In contrast to high-dose IL-2 and anti-CTLA-4 therapy, blockade of the PD-1/PD-L1 pathway results in greater tumor efficacy with reduced systemic side effects, suggesting a very distinct mechanism of action (Figure 1B). Since its FDA-approval for melanoma in 2014 (Topalian et al., 2014), it is now well-established that the PD-1/B7-H1 (PD-L1) axis is a major pathway resulting in dysfunctional immune responses within the local TME (Zou et al., 2016). Pooled data analysis from multiple phase II and phase III clinical trials of patients with metastatic melanoma treated with anti-PD-1 shows an objective response rate of 34% (598/1773 patients) and a rate of Grade 3–4 toxicities of 14% (256/1773 patients) (Figure 1B) (Larkin et al., 2015, Larkin et al., 2018, Ribas et al., 2015, Robert et al., 2015a, Robert et al., 2015b, Sanmamed and Chen, 2018, Topalian et al., 2014). For the first time in the history of oncology, a medical therapy had greater tumor efficacy than systemic toxicity. Importantly, anti-PD therapy appears to be targeting a mechanism widely shared by cancers as it has been approved for 18 different cancer indications and shows efficacy in more than 25 different malignancies which will likely result in future FDA-approvals (Ribas and Wolchok, 2018). In contrast, anti-CTLA-4 monotherapy has failed to show efficacy or gain FDA-approval for cancers beyond melanoma (Beer et al., 2017, Lynch et al., 2012). This is likely due to minimal expression of B7-H1 in non-inflamed tissues and more selective upregulation of B7-H1 within the local TME, allowing for a more precise, tumor-specific immune response with less systemic immune activation when targeting the PD-pathway.

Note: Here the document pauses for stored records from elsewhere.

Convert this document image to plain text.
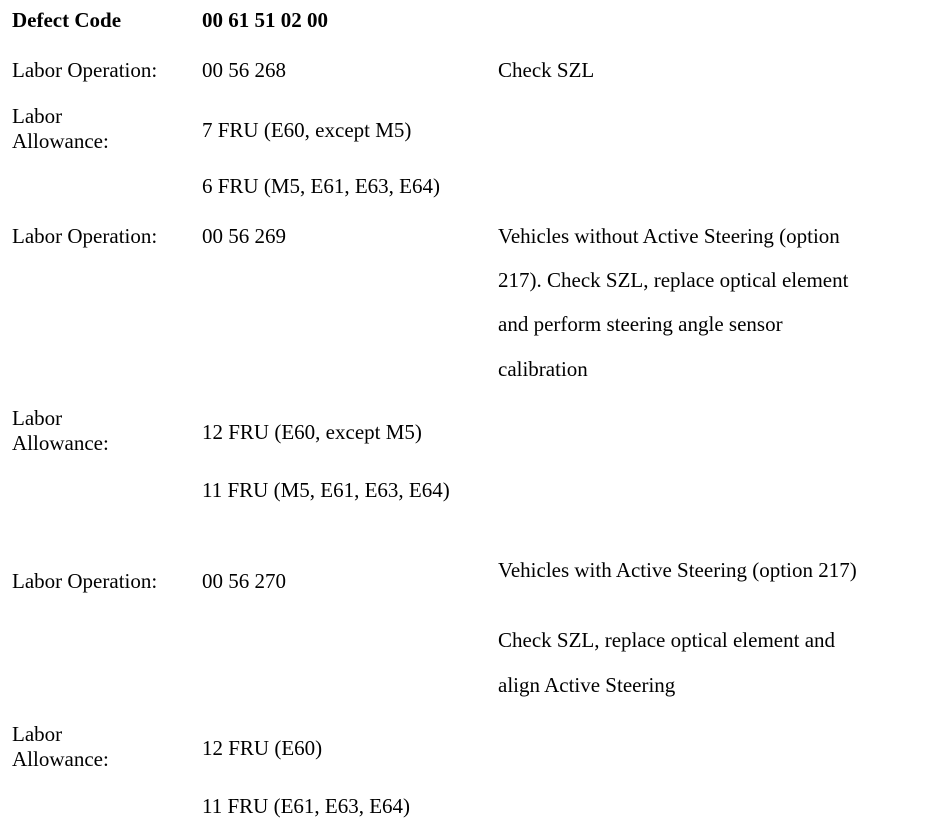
Defect Code	00 61 51 02 00

Labor Operation: 00 56 268	Check SZL

Labor Allowance:	7 FRU (E60, except M5)

6 FRU (M5, E61, E63, E64)

Labor Operation: 00 56 269	Vehicles without Active Steering (option

217). Check SZL, replace optical element

and perform steering angle sensor

calibration

Labor Allowance:	12 FRU (E60, except M5)

11 FRU (M5, E61, E63, E64)

Labor Operation: 00 56 270	Vehicles with Active Steering (option 217)

Check SZL, replace optical element and

align Active Steering

Labor Allowance:	12 FRU (E60)

11 FRU (E61, E63, E64)
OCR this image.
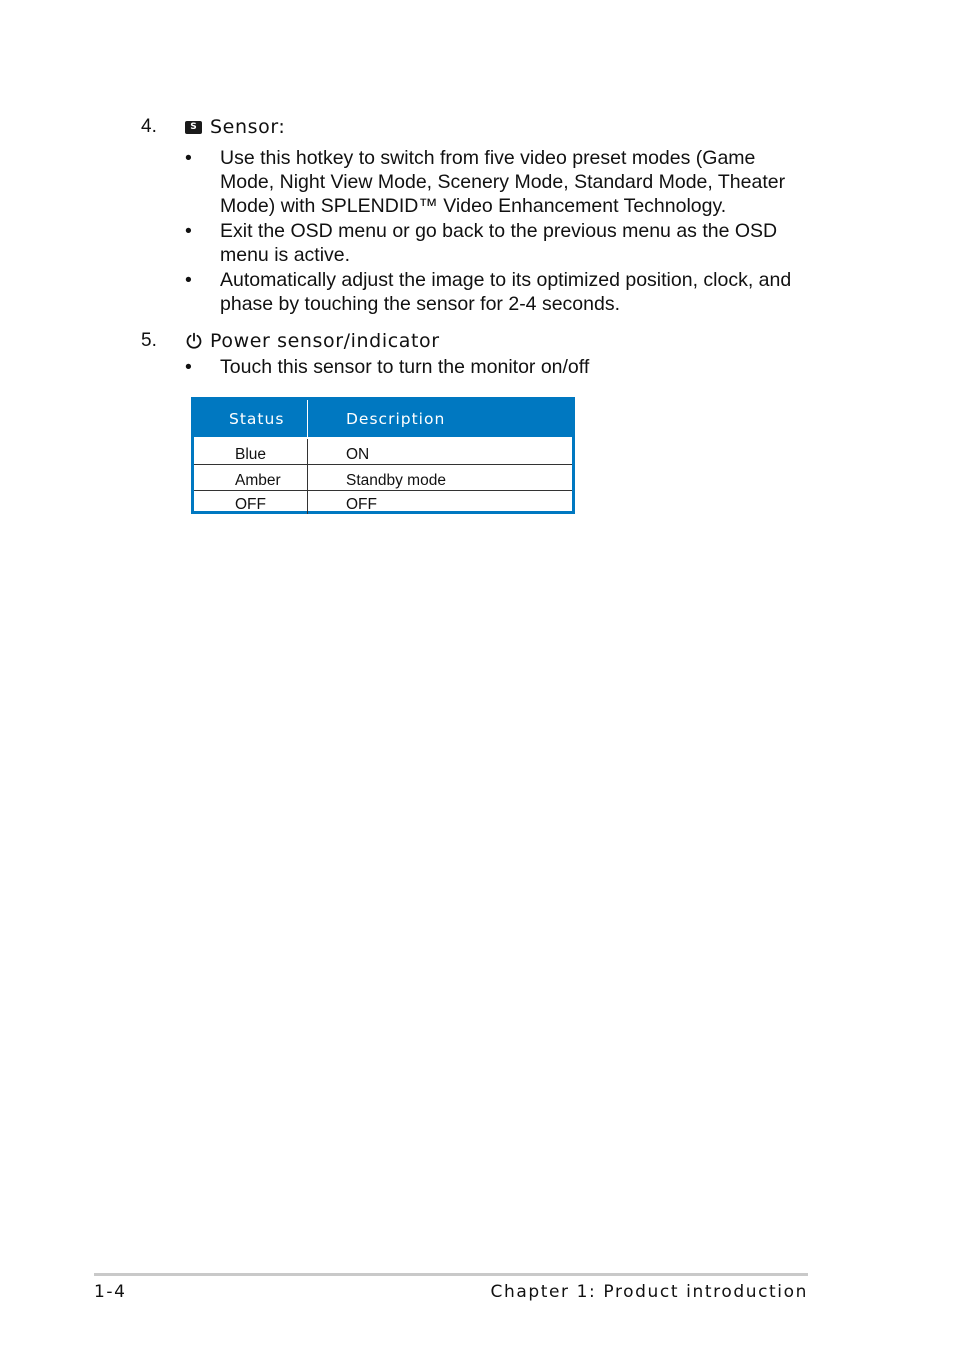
4.	S Sensor:
• Use this hotkey to switch from five video preset modes (Game Mode, Night View Mode, Scenery Mode, Standard Mode, Theater Mode) with SPLENDID™ Video Enhancement Technology.
• Exit the OSD menu or go back to the previous menu as the OSD menu is active.
• Automatically adjust the image to its optimized position, clock, and phase by touching the sensor for 2-4 seconds.
5.	Power sensor/indicator
• Touch this sensor to turn the monitor on/off
Status	Description
Blue	ON
Amber	Standby mode
OFF	OFF
1-4	Chapter 1: Product introduction
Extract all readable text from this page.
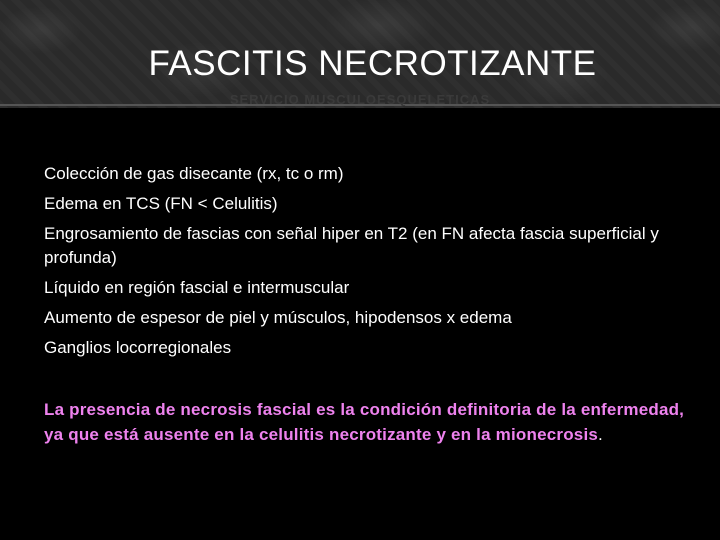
FASCITIS NECROTIZANTE
SERVICIO MUSCULOESQUELETICAS
Colección de gas disecante (rx, tc o rm)
Edema en TCS (FN < Celulitis)
Engrosamiento de fascias con señal hiper en T2 (en FN afecta fascia superficial y profunda)
Líquido en región fascial e intermuscular
Aumento de espesor de piel y músculos, hipodensos x edema
Ganglios locorregionales
La presencia de necrosis fascial es la condición definitoria de la enfermedad, ya que está ausente en la celulitis necrotizante y en la mionecrosis.
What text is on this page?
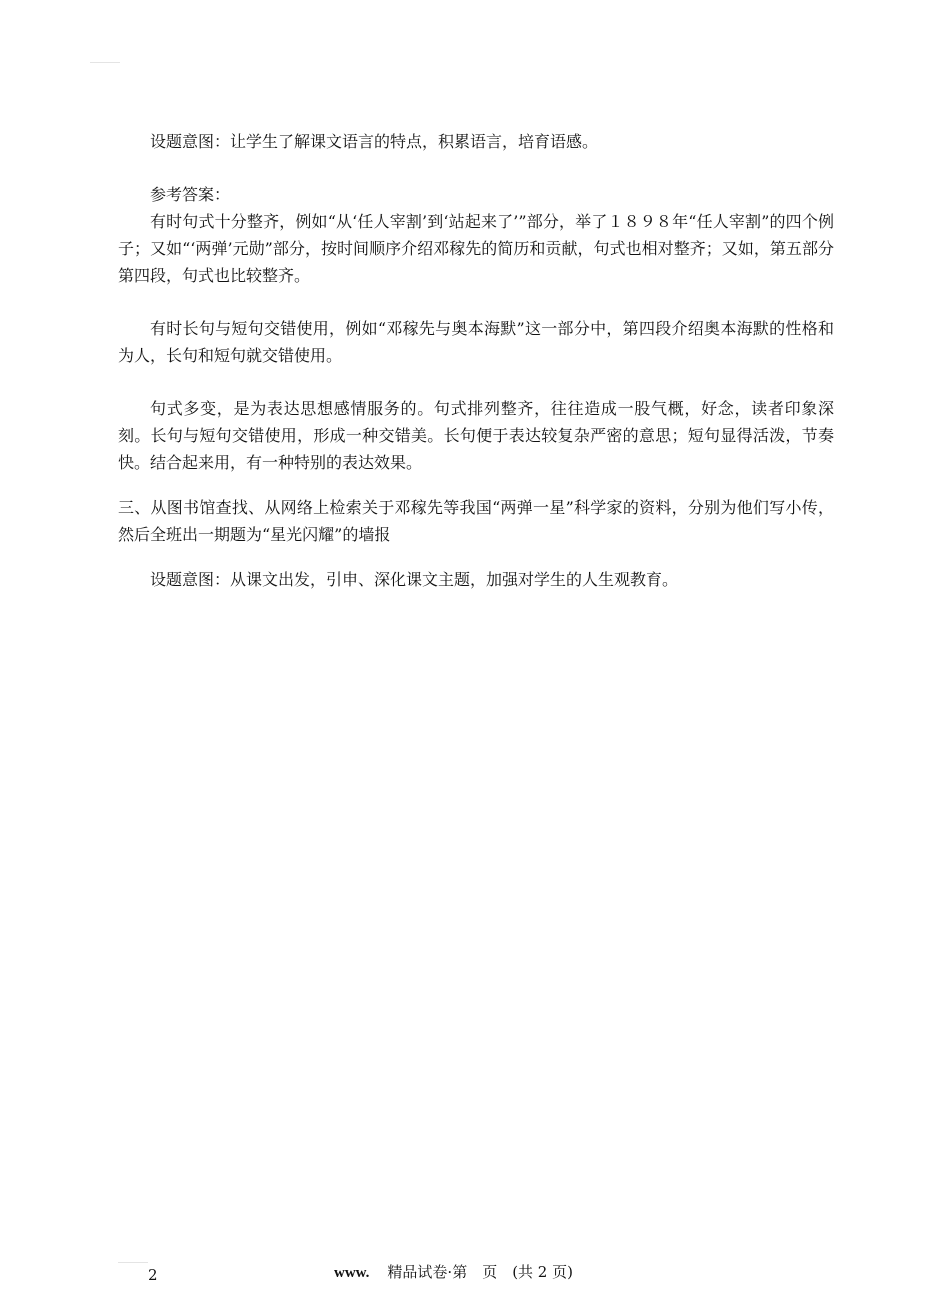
设题意图：让学生了解课文语言的特点，积累语言，培育语感。

参考答案：

有时句式十分整齐，例如“从‘任人宰割’到‘站起来了’”部分，举了１８９８年“任人宰割”的四个例子；又如“‘两弹’元勋”部分，按时间顺序介绍邓稼先的简历和贡献，句式也相对整齐；又如，第五部分第四段，句式也比较整齐。

有时长句与短句交错使用，例如“邓稼先与奥本海默”这一部分中，第四段介绍奥本海默的性格和为人，长句和短句就交错使用。

句式多变，是为表达思想感情服务的。句式排列整齐，往往造成一股气概，好念，读者印象深刻。长句与短句交错使用，形成一种交错美。长句便于表达较复杂严密的意思；短句显得活泼，节奏快。结合起来用，有一种特别的表达效果。

三、从图书馆查找、从网络上检索关于邓稼先等我国“两弹一星”科学家的资料，分别为他们写小传，然后全班出一期题为“星光闪耀”的墙报

设题意图：从课文出发，引申、深化课文主题，加强对学生的人生观教育。

2	www. 精品试卷·第　页　(共 2 页)
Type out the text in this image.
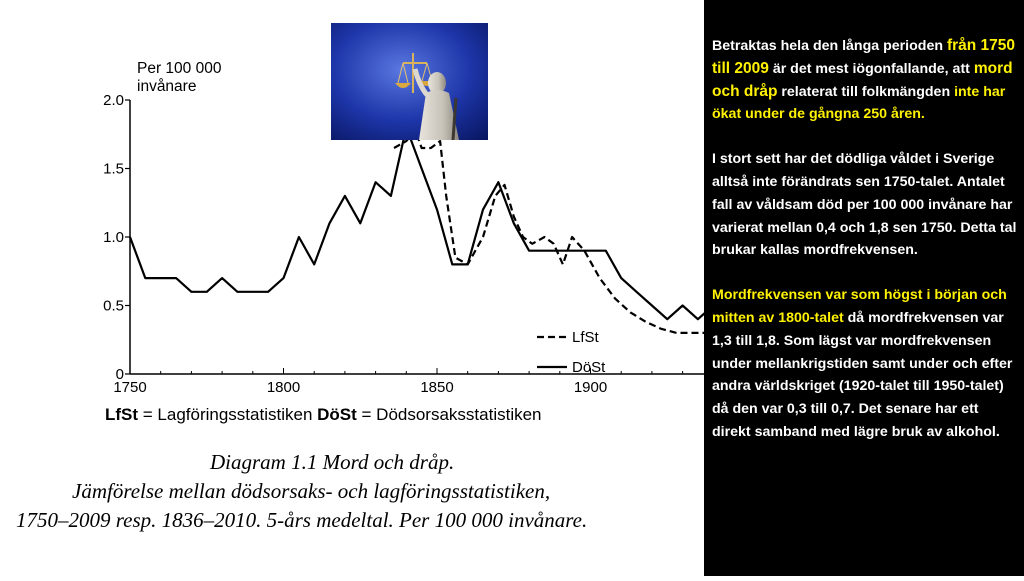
Per 100 000
invånare
0
0.5
1.0
1.5
2.0
1750	1800	1850	1900
LfSt
DöSt
LfSt = Lagföringsstatistiken DöSt = Dödsorsaksstatistiken
Diagram 1.1 Mord och dråp.
Jämförelse mellan dödsorsaks- och lagföringsstatistiken,
1750–2009 resp. 1836–2010. 5-års medeltal. Per 100 000 invånare.

Betraktas hela den långa perioden från 1750 till 2009 är det mest iögonfallande, att mord och dråp relaterat till folkmängden inte har ökat under de gångna 250 åren.

I stort sett har det dödliga våldet i Sverige alltså inte förändrats sen 1750-talet. Antalet fall av våldsam död per 100 000 invånare har varierat mellan 0,4 och 1,8 sen 1750. Detta tal brukar kallas mordfrekvensen.

Mordfrekvensen var som högst i början och mitten av 1800-talet då mordfrekvensen var 1,3 till 1,8. Som lägst var mordfrekvensen under mellankrigstiden samt under och efter andra världskriget (1920-talet till 1950-talet) då den var 0,3 till 0,7. Det senare har ett direkt samband med lägre bruk av alkohol.
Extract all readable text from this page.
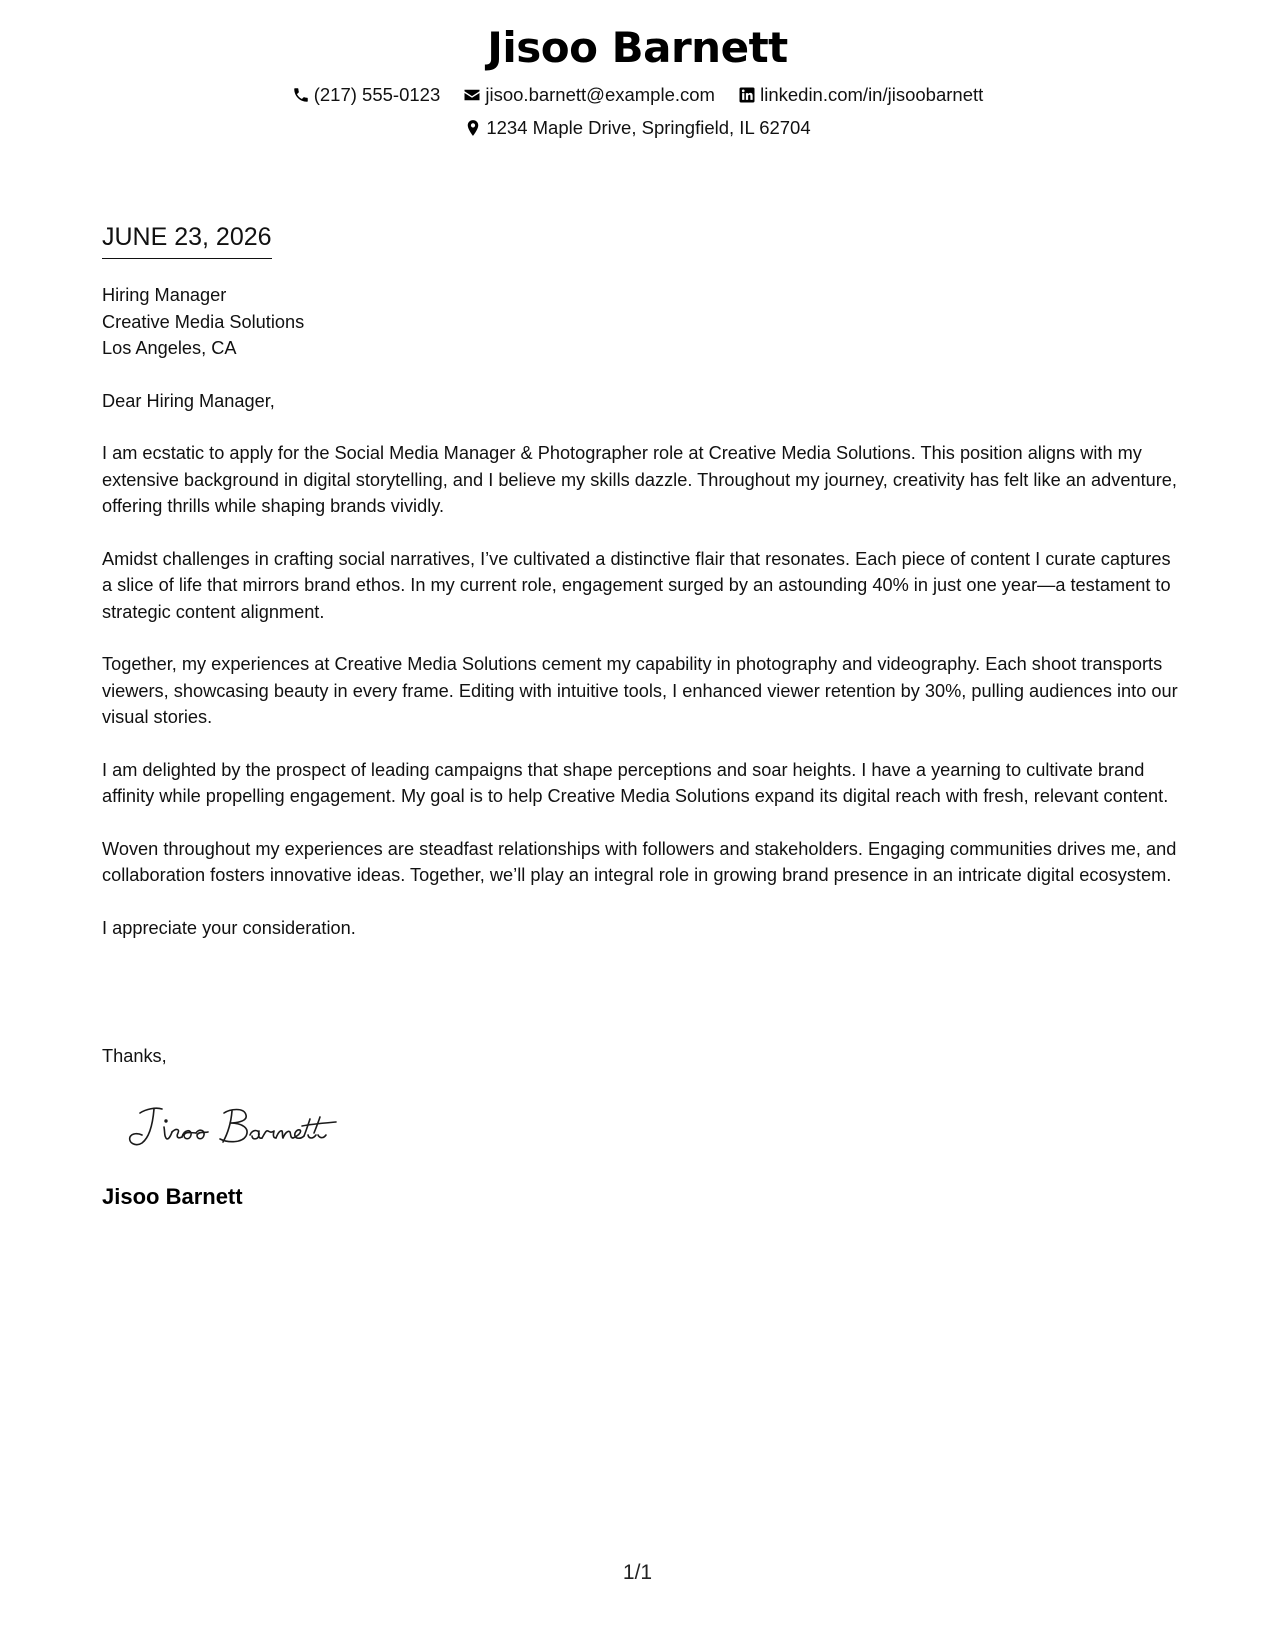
Jisoo Barnett
(217) 555-0123
jisoo.barnett@example.com
linkedin.com/in/jisoobarnett
1234 Maple Drive, Springfield, IL 62704
JUNE 23, 2026
Hiring Manager
Creative Media Solutions
Los Angeles, CA

Dear Hiring Manager,

I am ecstatic to apply for the Social Media Manager & Photographer role at Creative Media Solutions. This position aligns with my extensive background in digital storytelling, and I believe my skills dazzle. Throughout my journey, creativity has felt like an adventure, offering thrills while shaping brands vividly.

Amidst challenges in crafting social narratives, I’ve cultivated a distinctive flair that resonates. Each piece of content I curate captures a slice of life that mirrors brand ethos. In my current role, engagement surged by an astounding 40% in just one year—a testament to strategic content alignment.

Together, my experiences at Creative Media Solutions cement my capability in photography and videography. Each shoot transports viewers, showcasing beauty in every frame. Editing with intuitive tools, I enhanced viewer retention by 30%, pulling audiences into our visual stories.

I am delighted by the prospect of leading campaigns that shape perceptions and soar heights. I have a yearning to cultivate brand affinity while propelling engagement. My goal is to help Creative Media Solutions expand its digital reach with fresh, relevant content.

Woven throughout my experiences are steadfast relationships with followers and stakeholders. Engaging communities drives me, and collaboration fosters innovative ideas. Together, we’ll play an integral role in growing brand presence in an intricate digital ecosystem.

I appreciate your consideration.

Thanks,
Jisoo Barnett
1/1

Combination anti-PD-1 and anti-CTLA-4 is also approved for melanoma and shows an increased objective response rate as well as significant toxicity (Hodi et al., 2016, Larkin et al., 2015). Pooled analysis from phase I, II, and III clinical trials of metastatic melanoma patients treated with combination anti-PD-1/anti-CTLA-4 show a response rate of 58% (679/1171 patients) and a rate of Grade 3–4 toxicity of 60% (699/1171 patients) (Figure 1B) (Hodi et al., 2016, Hodi et al., 2018, Larkin et al., 2015, Sznol et al., 2017). A recent analysis showed benefit of 4-year overall survival in melanoma patients treated with combination nivolumab/ipilimumab vs. nivolumab alone (Hodi et al., 2018). It is unclear if the increased toxicity with combination blockade limits the benefit of increased objective responses. Careful dosing and sequential therapy may help maximize objective responses while ameliorating systemic toxicity.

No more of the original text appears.